The Federal Reserve has had its monetary throttle fully open for more than two years now. But it is no longer talking about further turbo-charging the engines of growth. Instead, deliberations within the Federal Open Market Committee appear preoccupied with how best to apply the brakes.
A degree of panic would be more appropriate — along with a commitment to use that panic to drive job-creation. The combination of unemployed workers and unmet national needs makes this a uniquely propitious moment for the U.S. government to spend more and tax less. The government’s long-term fiscal imbalances will eventually require us to reverse the mix — to tax more and spend less — so that we arrive at 2020 with a smaller national debt than previously estimated.

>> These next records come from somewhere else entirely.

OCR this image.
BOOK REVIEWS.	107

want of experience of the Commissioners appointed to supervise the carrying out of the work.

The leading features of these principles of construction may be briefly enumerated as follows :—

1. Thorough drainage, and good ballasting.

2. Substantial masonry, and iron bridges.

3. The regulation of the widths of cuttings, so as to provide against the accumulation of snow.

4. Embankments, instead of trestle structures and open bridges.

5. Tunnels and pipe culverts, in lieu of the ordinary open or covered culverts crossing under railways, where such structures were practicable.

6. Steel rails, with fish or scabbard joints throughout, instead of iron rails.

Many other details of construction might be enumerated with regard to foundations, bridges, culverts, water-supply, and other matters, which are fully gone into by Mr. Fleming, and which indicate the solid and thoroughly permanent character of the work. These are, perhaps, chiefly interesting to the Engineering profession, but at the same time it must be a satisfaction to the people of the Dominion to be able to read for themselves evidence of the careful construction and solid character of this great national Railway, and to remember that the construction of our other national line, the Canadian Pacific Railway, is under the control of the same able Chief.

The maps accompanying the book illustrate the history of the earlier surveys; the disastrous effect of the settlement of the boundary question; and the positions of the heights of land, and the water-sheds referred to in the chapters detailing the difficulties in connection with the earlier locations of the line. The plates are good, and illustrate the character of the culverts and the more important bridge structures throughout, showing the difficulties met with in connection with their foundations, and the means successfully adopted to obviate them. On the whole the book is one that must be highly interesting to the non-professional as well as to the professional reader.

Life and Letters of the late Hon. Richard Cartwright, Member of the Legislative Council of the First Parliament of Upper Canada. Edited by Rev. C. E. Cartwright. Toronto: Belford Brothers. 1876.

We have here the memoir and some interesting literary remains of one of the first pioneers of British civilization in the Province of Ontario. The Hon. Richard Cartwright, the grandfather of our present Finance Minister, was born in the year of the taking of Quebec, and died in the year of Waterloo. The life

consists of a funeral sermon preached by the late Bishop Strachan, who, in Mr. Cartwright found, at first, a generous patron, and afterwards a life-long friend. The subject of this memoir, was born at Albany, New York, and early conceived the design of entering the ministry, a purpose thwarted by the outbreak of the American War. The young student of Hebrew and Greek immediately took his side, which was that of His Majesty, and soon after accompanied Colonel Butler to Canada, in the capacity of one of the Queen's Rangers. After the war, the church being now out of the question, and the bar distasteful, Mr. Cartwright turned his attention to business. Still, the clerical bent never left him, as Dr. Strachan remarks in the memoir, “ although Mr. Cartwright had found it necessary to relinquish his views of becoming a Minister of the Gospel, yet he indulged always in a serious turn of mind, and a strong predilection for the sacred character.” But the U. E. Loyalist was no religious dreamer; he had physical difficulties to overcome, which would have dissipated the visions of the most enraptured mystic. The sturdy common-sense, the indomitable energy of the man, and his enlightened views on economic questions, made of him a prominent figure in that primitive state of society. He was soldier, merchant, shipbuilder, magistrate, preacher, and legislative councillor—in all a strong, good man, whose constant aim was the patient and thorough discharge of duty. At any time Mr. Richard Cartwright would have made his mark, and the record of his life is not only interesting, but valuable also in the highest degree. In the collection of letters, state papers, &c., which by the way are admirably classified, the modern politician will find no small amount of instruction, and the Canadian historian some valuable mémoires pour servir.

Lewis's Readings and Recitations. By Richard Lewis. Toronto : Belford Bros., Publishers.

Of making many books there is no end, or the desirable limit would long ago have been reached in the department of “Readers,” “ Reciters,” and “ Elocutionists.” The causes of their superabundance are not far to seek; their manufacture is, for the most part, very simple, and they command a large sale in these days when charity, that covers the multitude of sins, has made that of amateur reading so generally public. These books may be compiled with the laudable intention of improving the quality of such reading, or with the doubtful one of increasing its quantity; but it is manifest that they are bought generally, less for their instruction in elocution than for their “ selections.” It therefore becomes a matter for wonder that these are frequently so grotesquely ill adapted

But that is the wrong policy for today’s emergency.
Still, where is the panic, the sense of urgency? The Obama administration and the Democratic majority in Congress passed a fiscal stimulus plan half the size recommended by Democratic economists fifteen months ago. Since then, they have been unable to assemble a political majority to finish the second half of the job. There seems to be no appetite for addressing ten percent unemployment.
That's economist Brad DeLong on Washinton's unresponsiveness to continued high unemployment.
Unfortunately for out of work Americans, the real sense of panic came and went in the fall of 2008, when it looked like most of our major financial institutions were insolvent. The "monetary throttle" was used, it now seems, to address this problem by recapitalizing banks, not to reduce unemployment.
While it may be true that the Obama administration believes you should never let a crisis go to waste, inaction on the unemployment front seems to indicate you get to use each of them only once.